Your flat feet can cause arthritis in your feet or ankles, limiting mobility. Surgery can alleviate pain and improve your foot function and quality of life.
- Reduced Mobility
This isn’t always from arthritis, so this alone is enough to warrant surgery to improve your independence.
- Severe Pain
Fallen arches can often be painless. However, they can be debilitating when they do cause pain. If rest, ice, and physical therapy for stretching and strengthening don’t help, your doctor will speak to you about surgical options.
Finding The Right Flat Feet Doctor
Searching for the best doctor for you is a highly personal quest.
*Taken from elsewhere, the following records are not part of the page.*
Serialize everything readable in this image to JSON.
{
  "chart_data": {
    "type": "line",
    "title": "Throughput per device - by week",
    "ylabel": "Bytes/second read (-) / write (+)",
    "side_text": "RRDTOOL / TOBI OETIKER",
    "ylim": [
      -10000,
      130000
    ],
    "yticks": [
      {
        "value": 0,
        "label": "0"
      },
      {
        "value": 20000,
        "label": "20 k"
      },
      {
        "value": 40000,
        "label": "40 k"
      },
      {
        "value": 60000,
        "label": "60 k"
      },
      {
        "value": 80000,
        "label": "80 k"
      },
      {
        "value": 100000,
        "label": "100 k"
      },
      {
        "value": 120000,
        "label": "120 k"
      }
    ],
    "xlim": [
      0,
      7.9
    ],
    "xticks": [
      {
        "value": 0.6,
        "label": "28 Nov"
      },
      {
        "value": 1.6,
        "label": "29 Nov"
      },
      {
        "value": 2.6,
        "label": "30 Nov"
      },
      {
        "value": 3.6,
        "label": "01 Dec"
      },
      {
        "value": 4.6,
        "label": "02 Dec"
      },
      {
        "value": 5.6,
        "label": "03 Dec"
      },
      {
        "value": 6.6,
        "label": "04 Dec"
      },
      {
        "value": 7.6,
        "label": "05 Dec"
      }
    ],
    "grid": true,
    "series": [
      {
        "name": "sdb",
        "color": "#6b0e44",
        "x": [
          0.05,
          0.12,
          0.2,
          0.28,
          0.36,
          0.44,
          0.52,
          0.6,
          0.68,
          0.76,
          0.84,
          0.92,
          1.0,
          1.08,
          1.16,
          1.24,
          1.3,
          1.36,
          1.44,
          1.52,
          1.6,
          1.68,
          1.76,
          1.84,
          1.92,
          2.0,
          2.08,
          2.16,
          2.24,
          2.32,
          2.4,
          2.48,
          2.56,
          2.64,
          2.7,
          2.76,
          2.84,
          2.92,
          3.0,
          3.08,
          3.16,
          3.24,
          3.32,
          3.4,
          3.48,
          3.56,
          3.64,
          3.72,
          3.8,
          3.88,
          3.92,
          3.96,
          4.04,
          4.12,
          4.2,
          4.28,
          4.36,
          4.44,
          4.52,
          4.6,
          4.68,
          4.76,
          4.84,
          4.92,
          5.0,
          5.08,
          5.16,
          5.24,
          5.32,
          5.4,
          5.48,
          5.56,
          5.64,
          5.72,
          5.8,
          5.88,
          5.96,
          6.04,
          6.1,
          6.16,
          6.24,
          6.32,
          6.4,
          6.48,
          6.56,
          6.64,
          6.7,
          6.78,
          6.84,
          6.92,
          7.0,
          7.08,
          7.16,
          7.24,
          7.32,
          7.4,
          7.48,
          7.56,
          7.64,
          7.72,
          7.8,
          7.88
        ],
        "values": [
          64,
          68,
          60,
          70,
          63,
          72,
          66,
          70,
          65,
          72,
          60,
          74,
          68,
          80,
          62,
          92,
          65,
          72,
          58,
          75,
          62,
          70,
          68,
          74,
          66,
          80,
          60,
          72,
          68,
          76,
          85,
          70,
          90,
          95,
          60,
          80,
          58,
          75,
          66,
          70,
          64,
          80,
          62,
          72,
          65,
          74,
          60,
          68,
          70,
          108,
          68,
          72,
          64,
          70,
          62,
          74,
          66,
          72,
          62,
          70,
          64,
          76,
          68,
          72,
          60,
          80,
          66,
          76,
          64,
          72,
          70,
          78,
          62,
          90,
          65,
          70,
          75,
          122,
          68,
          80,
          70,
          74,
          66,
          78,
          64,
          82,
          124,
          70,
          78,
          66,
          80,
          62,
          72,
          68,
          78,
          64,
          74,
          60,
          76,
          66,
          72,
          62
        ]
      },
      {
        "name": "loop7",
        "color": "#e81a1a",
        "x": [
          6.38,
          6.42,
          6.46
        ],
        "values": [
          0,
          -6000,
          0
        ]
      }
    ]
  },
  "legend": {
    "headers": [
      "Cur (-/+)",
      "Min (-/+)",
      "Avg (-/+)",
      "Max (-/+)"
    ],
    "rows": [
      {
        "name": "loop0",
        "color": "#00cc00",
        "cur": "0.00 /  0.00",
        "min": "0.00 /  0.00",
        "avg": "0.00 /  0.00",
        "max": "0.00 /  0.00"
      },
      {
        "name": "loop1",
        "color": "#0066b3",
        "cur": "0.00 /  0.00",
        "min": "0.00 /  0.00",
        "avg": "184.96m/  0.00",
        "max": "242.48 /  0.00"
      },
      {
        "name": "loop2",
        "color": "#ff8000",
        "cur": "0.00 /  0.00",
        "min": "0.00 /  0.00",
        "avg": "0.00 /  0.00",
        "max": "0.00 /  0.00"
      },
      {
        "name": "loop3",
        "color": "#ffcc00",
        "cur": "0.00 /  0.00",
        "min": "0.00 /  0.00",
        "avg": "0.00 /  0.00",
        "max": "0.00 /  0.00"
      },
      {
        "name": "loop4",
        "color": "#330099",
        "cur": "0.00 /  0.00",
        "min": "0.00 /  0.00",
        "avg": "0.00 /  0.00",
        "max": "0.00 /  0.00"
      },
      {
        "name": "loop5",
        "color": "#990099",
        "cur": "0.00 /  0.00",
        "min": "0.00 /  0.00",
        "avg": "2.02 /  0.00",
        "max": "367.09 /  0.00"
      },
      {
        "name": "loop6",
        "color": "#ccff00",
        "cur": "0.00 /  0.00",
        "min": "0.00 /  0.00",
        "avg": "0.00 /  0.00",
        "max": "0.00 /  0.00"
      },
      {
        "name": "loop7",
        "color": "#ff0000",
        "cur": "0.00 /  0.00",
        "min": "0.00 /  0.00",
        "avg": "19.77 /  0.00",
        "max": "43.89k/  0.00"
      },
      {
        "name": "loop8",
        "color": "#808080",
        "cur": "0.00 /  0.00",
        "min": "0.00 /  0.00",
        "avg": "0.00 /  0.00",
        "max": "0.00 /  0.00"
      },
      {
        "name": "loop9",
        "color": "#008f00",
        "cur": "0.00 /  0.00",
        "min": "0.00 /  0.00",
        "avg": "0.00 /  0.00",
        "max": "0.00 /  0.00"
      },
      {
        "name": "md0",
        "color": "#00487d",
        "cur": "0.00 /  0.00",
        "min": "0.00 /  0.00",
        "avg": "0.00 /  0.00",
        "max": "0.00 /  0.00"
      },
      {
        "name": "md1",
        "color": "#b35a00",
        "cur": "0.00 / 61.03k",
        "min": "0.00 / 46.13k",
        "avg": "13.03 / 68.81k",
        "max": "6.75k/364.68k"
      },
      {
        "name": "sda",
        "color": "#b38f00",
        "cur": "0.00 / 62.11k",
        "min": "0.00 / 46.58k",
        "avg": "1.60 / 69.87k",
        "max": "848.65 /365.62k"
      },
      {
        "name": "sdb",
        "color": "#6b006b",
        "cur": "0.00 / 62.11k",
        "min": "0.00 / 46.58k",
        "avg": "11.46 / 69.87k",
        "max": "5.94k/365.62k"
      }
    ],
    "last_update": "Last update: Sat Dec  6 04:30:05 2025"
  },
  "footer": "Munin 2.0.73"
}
Your general practitioner may recommend an orthopedic surgeon, a podiatrist, or a foot and ankle specialist. Knowing who to trust to make the final call on your flat feet treatment can be difficult. Remember, non-surgical options should be exhausted before planning surgery. You should find a foot and ankle specialist or podiatrist with some surgical training if you need that route.
At Foot and Ankle Center, Dr. Cameron established his specialty practice to ensure the best care for his patients. While he is board-certified in reconstructive foot and ankle surgery, he rarely needs to recommend surgery. He has dealt with foot problems of his own and knows the best ways to reach his patients before surgery becomes a necessity. In many cases, he can provide interventions and relief to prevent patients from having to go under the knife.
If you are anxious about surgery, Dr. Cameron and his staff will do everything possible to cure your flat feet and restore function, getting you back on the road without seeing the inside of the operating room.